Escludono tale eventualità le sezioni della Corte dei Conti delle Regioni
Campania (Del. 496/2011), Emilia Romagna (Del. 08/2012), Piemonte (Del.
57/2011), Toscana (Del. 198/2011). Viceversa, ritiene che la fattispecie vada
trattata alla stregua dei limiti assunzionali ex. art. 03.101°comma l. 244/2007
la sezione lombarda della Corte dei Conti (Del. 226/2011).
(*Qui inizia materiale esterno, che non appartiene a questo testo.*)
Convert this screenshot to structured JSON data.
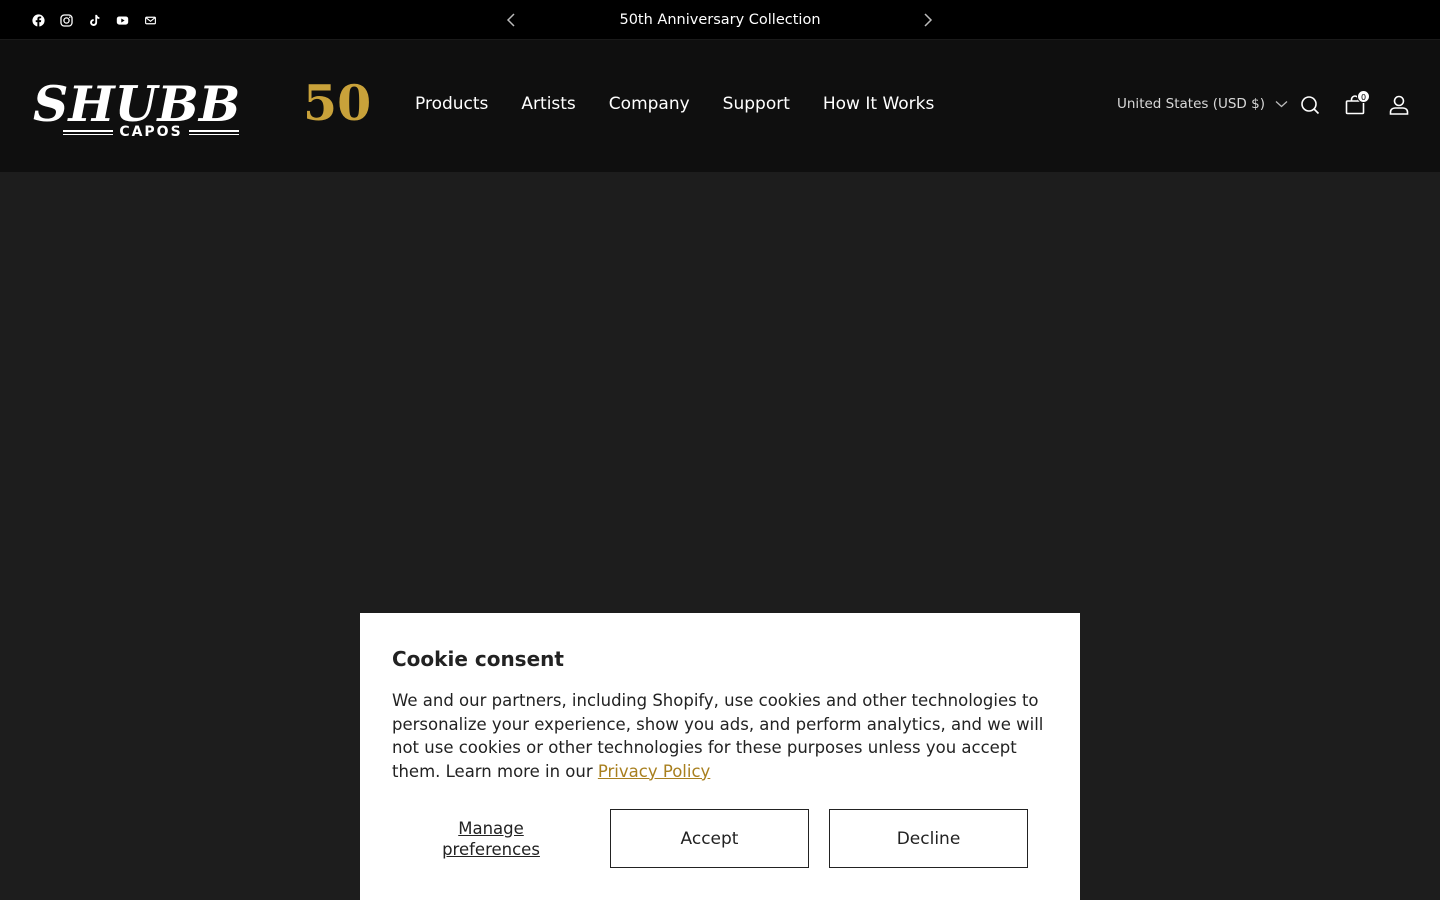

Anche in questo
caso, però, vale sempre il limite di budget del 25% come sopra descritto.
Da questo rapido check up dello "stato dell'arte" della
giurisprudenza contabile sul part time, voce molto sensibile e
rilevante nella formazione del "bilancio del personale" pubblico,
comprendiamo agevolmente il livello di complessità e di stratificazione di una
disciplina che non solo è frutto di interpolazioni successive poco coordinate,
ma che restituisce anche un quadro regolativo frammentario, denso di oscurità e
di lacune.
Ma ciò rende controversa e particolarmente oscura la gestione della
contrattualistica: "privatizzata" sulla carta e assimilata al D.lgs.
61/2000, in realtà è costellata da tali e tanti condizionamenti con vincoli di
bilancio e problematiche (pubblicistiche) assunzionali, da renderne
sostanzialmente inoperanti (o operanti solo in via molto residuale) le
disposizioni, che evidentemente con tali vincoli e obiettivi di Bilancio
Pubblico non possono mettersi conto.
Per questi motivi, per dare ai Sigg.ri Clienti Enti Pubblici un quadro
regolatorio chiaro e operativamente efficace, abbiamo ritenuto sufficiente
riepilogare il quadro (sufficientemente consolidato) della giurisprudenza
contabile in materia, mettendo per il momento da parte le norme di CCNL, che
rivestono importanze meramente residuale.